Rare "Da Vinci" coded artworks, anyone?

"Naw, it ain't the real Monalyssa, but it's a very good copy!"


How about the least-significant bit of an audio data stream actually contains a pseudo-random cypher detailing the Darrian Star Trigger technology?

"Did you hear my new "Bad Cable" album? The thirteenth track is especially intricate."

file_23.gif
 
Ahh now if its information or data then there are lots of options. Lets say you have the plans to the Death Star.

First break it down into a number of smaller pieces of information.

Then encrypt it just for safetys sake.

Now using Steganograhy techniques embed the encrytped files into a series of high res "holiday snaps" or extended "concert recordings" stored in the public access section of the ships computer.

see http://en.wikipedia.org/wiki/Steganography

The photographs can still be viewed and the music can still be played, but those in the know at the far end can retrieve the information, even if the courier is intercepted.
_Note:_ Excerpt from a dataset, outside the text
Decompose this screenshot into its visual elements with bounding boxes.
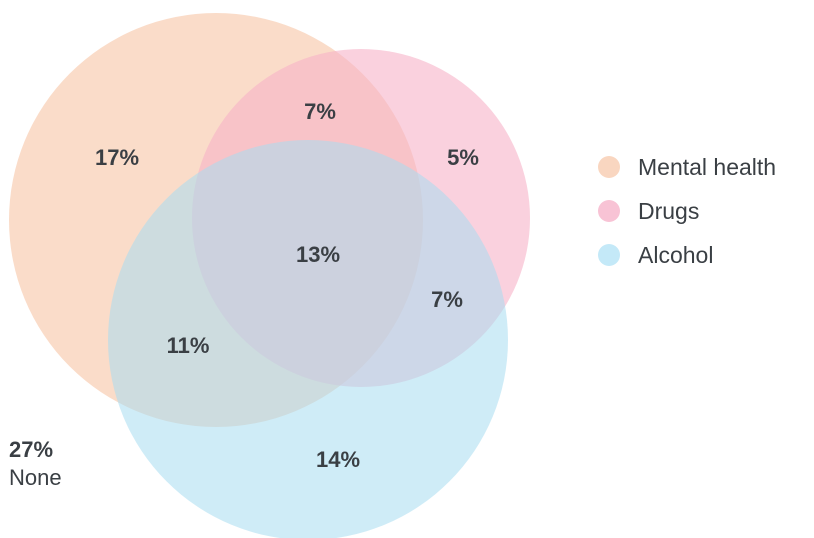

Heck the stuff can even be transmitted over the public comm link.

Of course if you're organised you could take this one step further along the lines set out by Heretic Keklas Rekobah. By bringing seemingly innocent raw materials and possibly machinery or machine parts you could deliver these openly but when used in conjunction with the trained "ships crew" and the manuals hidden in the ships computer allows the manufacture of something far more valuable than the sum of the parts carried.
 
There's always loopholes.

Mark Thomas recently made a documentary about the arms trade, where a bunch of children (it was done as an after school project) were able to import variously a sting-stick (a nasty looking 2 foot metal bar with 1 inch spikes sprouting from it), a shock baton, and most weirdly, an Israeli made automatic stone thrower (800 high velocity stones per minute). They were offered a Merkava tank as well, but I don't think the show's budget stretched that far. And all perfectly legal.